日本集中治療医学会が推奨する急性期病院における新型コロナウイルス感染患者(COVID-19)の理学療法管理

現在流行している新型コロナウイルスの患者さんに対して、理学療法を行う上でどのようなことに気をつければいいのでしょうか。
日本集中治療医学会が示した急性期病院におけるCOVID-19に対する理学療法管理のコンセンサスについて解説しましょう。

新型コロナウイルスの理学療法気をつける点は?

COVID-19の患者さんに対する理学療法の目的と主な症状

COVID-19患者さんの理学療法の目的、どのような症状が理学療法の治療対象となるのか、またどのような症状に対してどのように介入すべきなのでしょうか。

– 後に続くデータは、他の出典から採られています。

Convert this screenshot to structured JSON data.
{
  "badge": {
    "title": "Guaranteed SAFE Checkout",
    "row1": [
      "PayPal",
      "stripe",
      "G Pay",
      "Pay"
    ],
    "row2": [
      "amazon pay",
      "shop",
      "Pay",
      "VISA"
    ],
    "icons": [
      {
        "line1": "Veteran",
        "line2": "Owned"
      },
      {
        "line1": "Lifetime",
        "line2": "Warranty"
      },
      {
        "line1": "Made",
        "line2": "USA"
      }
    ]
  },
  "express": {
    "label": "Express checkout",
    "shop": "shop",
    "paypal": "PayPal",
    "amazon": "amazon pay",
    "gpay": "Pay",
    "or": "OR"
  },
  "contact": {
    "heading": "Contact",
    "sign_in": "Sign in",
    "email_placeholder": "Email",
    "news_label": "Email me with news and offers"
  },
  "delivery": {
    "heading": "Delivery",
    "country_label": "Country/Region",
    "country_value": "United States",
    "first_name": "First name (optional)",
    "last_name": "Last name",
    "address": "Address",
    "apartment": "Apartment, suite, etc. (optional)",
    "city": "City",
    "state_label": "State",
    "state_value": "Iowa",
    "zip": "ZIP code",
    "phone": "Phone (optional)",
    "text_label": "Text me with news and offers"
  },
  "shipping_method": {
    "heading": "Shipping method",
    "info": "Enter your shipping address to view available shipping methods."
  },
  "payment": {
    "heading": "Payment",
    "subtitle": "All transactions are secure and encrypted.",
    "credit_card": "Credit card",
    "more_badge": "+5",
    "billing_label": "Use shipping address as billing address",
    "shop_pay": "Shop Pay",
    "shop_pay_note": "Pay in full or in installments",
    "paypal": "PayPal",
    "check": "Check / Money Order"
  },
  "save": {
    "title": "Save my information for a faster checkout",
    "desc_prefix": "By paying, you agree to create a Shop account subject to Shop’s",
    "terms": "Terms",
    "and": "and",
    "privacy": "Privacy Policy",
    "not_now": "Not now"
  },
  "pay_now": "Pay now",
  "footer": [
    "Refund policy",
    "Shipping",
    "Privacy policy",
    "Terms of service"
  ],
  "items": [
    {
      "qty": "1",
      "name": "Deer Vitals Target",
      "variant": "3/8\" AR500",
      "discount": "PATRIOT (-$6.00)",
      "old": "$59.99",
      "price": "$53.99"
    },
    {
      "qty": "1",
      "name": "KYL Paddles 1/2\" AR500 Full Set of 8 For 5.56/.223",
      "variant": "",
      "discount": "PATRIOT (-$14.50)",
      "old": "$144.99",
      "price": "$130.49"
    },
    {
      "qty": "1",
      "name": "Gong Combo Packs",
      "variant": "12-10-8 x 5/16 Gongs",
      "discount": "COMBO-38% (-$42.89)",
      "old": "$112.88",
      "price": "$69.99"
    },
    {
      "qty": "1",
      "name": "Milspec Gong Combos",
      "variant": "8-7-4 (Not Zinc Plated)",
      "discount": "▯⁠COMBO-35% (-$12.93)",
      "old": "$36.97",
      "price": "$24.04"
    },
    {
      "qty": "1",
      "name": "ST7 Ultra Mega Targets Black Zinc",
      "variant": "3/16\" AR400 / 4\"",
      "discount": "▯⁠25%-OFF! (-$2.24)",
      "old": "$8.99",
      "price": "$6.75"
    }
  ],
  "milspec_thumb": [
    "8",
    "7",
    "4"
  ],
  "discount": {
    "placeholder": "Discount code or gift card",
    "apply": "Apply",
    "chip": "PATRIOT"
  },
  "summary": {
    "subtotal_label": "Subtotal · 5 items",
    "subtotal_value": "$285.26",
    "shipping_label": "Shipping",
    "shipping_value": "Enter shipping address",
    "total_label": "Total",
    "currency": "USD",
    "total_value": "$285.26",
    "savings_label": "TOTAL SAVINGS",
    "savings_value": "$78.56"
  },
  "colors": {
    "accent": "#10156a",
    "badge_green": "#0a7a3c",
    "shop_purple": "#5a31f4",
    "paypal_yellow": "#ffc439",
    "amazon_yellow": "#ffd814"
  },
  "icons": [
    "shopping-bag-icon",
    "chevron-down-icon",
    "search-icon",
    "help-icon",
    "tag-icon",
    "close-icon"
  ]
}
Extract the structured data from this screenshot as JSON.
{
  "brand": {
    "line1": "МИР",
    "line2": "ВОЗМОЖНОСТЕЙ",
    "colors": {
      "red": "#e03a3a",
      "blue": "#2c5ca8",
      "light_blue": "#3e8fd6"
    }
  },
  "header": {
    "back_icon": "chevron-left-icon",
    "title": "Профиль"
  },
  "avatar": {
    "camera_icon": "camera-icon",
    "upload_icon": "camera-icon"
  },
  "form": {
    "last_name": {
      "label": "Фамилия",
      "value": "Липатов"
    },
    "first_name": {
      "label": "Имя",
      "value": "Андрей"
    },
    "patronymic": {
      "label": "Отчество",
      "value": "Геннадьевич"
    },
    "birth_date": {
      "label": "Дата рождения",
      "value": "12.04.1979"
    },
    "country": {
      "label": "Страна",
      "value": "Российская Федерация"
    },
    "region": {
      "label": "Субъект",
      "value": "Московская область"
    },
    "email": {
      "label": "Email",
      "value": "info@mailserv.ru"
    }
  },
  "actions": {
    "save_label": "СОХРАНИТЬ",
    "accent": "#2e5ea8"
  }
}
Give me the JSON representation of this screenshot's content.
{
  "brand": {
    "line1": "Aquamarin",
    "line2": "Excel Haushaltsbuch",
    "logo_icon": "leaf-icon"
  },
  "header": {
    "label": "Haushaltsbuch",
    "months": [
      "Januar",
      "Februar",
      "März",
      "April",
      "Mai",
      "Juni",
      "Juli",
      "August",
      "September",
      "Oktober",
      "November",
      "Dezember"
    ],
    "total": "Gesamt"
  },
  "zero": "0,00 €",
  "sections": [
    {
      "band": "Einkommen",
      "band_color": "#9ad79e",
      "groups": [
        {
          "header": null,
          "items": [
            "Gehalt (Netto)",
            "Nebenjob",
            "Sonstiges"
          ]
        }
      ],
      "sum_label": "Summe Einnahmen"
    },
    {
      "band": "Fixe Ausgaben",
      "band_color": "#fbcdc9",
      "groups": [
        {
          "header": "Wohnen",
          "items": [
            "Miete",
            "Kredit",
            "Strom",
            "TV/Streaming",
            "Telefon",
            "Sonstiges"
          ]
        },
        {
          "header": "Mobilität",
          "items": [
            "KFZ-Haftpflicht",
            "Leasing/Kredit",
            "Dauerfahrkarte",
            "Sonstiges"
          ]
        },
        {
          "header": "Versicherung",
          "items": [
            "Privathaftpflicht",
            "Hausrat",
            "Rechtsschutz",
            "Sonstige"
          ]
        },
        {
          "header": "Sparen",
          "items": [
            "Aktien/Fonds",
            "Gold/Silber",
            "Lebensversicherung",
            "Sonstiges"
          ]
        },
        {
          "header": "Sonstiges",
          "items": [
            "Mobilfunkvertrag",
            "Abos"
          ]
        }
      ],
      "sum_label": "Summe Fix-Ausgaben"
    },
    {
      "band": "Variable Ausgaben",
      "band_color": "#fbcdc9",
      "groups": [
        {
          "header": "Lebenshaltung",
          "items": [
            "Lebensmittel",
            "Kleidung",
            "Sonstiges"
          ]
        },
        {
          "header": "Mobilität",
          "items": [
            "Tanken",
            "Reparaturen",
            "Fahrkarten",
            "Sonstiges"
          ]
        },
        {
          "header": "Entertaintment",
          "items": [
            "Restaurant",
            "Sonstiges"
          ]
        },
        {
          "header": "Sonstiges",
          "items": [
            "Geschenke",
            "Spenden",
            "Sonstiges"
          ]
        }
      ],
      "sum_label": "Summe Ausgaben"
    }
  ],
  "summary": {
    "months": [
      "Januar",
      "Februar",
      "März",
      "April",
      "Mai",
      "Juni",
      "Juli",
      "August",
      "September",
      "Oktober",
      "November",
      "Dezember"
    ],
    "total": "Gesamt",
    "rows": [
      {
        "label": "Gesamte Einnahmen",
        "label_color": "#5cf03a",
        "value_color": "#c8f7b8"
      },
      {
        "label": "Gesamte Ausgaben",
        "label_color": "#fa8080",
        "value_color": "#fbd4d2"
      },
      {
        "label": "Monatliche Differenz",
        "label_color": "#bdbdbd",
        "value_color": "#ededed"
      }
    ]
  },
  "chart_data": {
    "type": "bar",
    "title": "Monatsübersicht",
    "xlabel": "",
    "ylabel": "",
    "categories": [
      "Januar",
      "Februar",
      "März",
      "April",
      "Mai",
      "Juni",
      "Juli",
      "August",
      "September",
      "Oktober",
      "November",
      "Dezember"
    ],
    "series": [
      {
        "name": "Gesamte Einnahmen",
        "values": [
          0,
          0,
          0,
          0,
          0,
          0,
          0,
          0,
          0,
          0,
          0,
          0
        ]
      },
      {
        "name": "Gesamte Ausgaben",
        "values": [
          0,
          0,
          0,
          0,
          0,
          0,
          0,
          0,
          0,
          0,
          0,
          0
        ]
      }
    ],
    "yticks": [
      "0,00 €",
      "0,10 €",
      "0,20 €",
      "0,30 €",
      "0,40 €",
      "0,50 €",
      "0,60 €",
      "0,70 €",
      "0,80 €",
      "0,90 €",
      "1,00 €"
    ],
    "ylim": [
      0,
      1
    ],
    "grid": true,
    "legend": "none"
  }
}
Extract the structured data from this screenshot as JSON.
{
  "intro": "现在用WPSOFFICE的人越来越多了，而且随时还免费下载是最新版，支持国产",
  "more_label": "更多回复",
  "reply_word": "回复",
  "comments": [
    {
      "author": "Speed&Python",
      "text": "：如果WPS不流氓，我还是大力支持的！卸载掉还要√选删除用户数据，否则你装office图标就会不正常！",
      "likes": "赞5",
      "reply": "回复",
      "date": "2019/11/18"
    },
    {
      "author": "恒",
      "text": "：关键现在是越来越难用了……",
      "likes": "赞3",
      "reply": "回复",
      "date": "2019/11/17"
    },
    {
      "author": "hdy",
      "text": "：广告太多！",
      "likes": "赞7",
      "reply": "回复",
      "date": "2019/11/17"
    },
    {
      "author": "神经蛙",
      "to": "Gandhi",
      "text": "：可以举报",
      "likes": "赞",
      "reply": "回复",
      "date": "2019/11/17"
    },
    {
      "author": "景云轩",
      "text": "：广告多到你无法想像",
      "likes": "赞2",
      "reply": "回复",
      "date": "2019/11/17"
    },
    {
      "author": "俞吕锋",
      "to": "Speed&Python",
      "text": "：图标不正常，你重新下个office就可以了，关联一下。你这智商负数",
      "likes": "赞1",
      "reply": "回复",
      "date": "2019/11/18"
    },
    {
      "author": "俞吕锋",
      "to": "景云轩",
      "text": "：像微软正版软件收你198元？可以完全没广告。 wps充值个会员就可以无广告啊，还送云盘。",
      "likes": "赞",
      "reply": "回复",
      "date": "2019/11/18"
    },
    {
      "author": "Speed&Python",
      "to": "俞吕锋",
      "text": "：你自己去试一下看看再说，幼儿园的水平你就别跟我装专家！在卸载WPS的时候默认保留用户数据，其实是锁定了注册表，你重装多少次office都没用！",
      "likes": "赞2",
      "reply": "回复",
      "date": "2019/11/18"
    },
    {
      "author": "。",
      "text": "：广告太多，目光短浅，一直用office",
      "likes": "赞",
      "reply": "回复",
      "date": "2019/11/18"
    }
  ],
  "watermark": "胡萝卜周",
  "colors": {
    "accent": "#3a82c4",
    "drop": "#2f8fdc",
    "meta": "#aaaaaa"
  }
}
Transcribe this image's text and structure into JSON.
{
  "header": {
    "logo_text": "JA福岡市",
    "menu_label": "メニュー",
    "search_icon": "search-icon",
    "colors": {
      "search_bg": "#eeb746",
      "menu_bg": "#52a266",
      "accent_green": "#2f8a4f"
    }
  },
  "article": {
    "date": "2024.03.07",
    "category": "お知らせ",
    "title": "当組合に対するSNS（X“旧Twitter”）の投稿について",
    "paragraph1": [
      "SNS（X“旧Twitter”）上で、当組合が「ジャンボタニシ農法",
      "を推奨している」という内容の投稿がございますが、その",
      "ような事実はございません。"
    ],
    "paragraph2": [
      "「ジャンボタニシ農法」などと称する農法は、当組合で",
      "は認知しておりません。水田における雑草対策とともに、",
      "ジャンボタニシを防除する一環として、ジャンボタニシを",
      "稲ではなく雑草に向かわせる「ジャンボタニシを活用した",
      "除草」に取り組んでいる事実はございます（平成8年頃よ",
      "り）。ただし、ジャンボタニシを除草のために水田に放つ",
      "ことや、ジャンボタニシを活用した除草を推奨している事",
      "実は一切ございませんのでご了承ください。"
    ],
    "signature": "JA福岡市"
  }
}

●コンセンサスが示すCOVID-19患者さんの理学療法の目的は?

今回のこのコンセンサスは急性期を対象にしており、ICUや隔離病棟内での新型コロナウイルス感染が陽性と診断された患者さんに対していかに関わるべきか、関わる際に気をつけるべきことは何か、また関わる上で必要な知識や教育について書かれています。
COVID-19患者さんの理学療法の目的は、呼吸理学療法と身体的リハビリテーションを通して、重篤な疾患の生存者である患者さんに自宅復帰を促すことです。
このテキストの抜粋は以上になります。